A number of key features define this particular landscape. First comes the extremely complex topography, distinctive for the mountain ranges that, while separate, are juxtaposed in a particularly contained setting.
Secondly, the uncommon variety of shapes, both vertical (cliffs, needles, spires, pinnacles, towers and jagged peaks) and horizontal (ledges, roofs, natural cornices, crags, plateaux and high plains). First and foremost however, the Dolomites are famous for their exceptional varieties of colour and the extraordinary contrast between the soft lines of the meadowlands and the sudden vertical thrust of the stark, bare mountain peaks.
Moreover, that fact that these mountain structures can be stylised as recognisable geometric figures and precise volumetric elements, such as prisms, cones and parallelepipeds, has led to them being interpreted as artificial structures, more reminiscent of limestone edifices that simply natural phenomena.

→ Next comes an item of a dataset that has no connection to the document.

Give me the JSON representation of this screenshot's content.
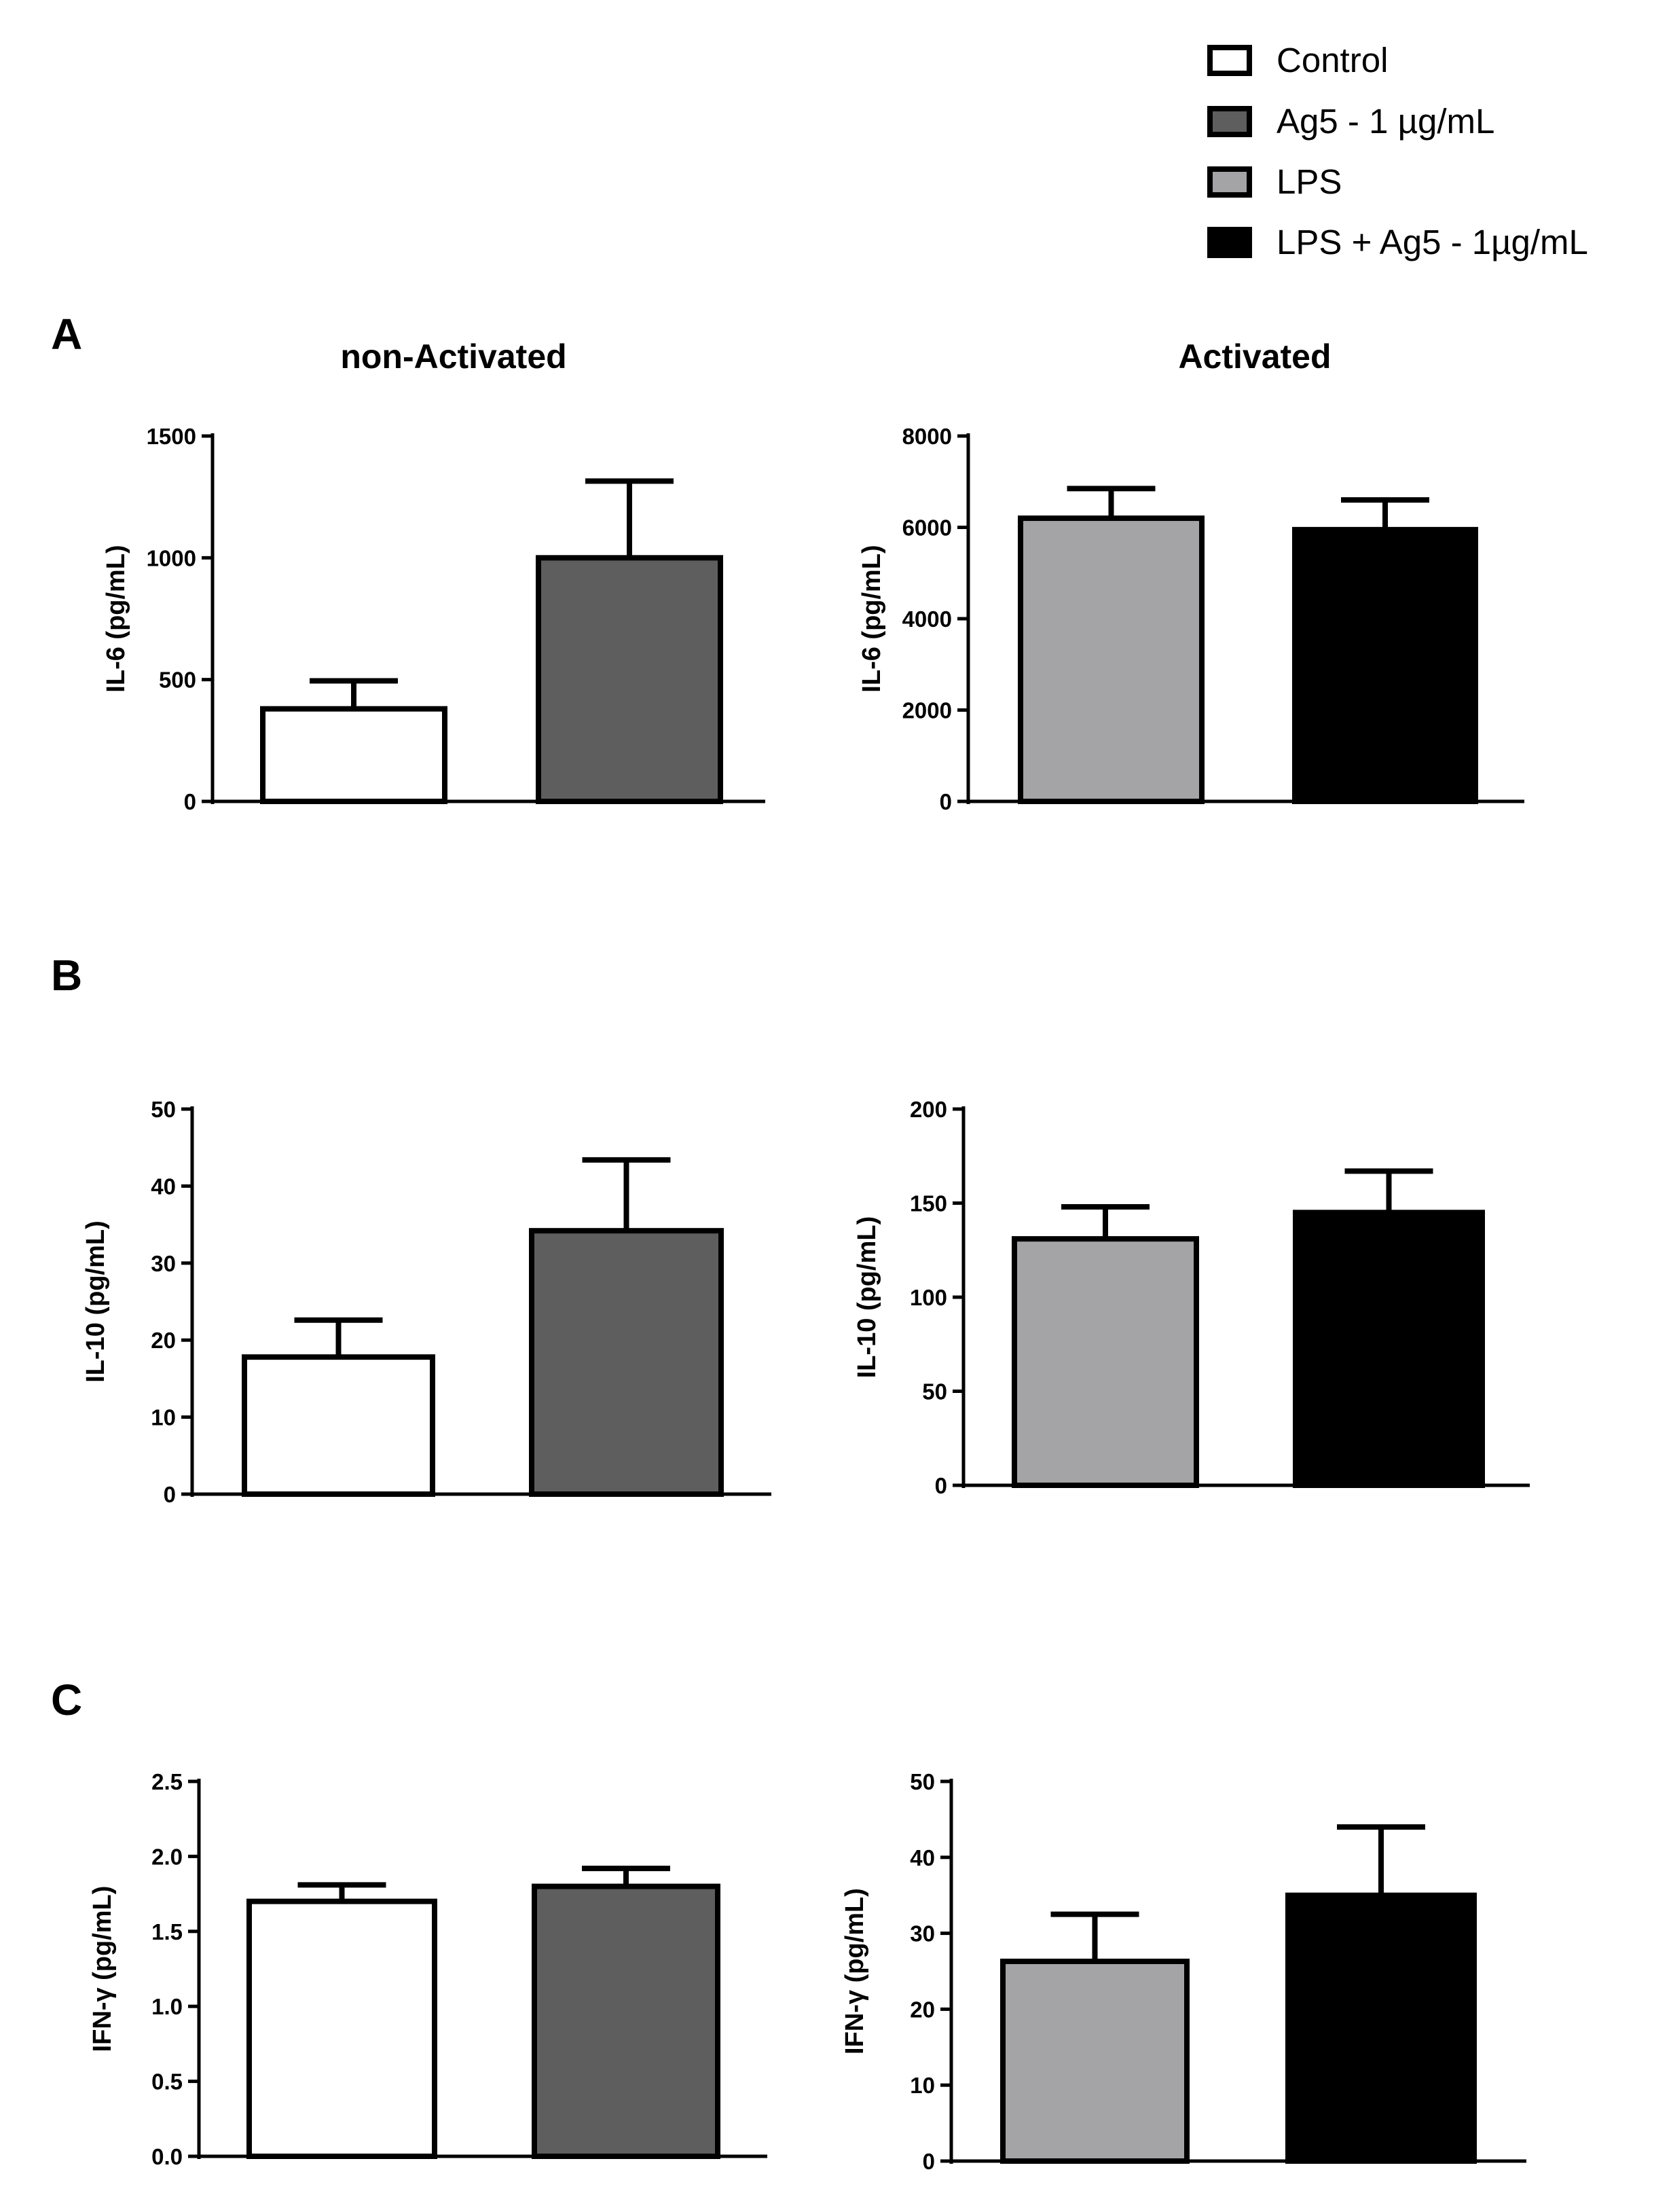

The vivid imagination of the early inhabitants of these mountains likened them to the vestiges of a legendary epic civilisation, thus projecting the Dolomites into a mythical dimension. More recently, the gigantic scale of their architecture and fantastic spatial relationships led the poets of the Romantic era to see them as the ruins of a city inhabited by Titans, and later still, that arch-modernist Le Corbusier to dub them “the most beautiful constructions in the world”.
The power of their image has made these mountains recognisable far beyond their natural boundaries, their name evoking such iconic visions that others have taken their name. There are “Dolomites” in France (Dolomites Françaises), in Austria (Lienzer Dolomiten, Salzburger Dolomiten), in Switzerland (Unterengadiner Dolomiten), elsewhere in Italy (Dolomiti Lucane, Dolomiti Siciliane), in Norway (Porsangerdolomitt) and in Slovenia (Polhograjski Dolomiti).
The visual impact of these mountains is amplified by a fascinating natural phenomenon, the Alpenglow, known locally as Enrosadira. As the day wears on, the unique structure and limestone composition of the rock walls react to the changing light patterns in a spectacular way. At dawn and dusk they take on warm shades of orange, red and purple, at midday they gleam pale and evanescent, while twilight and moonlight clothe them in a cold, unearthly aura, to which they owe their name the Pale Mountains.
Although the Dolomites cannot boast the highest peaks, the greatest glaciers or the most extensive wilderness areas, this is the only region in which pale dolomitic rock is paired with dark volcanic rock.
The Dolomite region is distinctive for the unusually high concentration, over one hundred, of peaks over 3,000 metres with a remarkable number of small glaciers and year-round snowfields at relatively low altitudes. The series of staggeringly sheer vertical rock walls, from 800 to 1,600 metres and gorges plunging to exceptional depths of from 500 to 1,500 metres add up to a morphological diversity that further enhances the natural beauty of the Dolomites.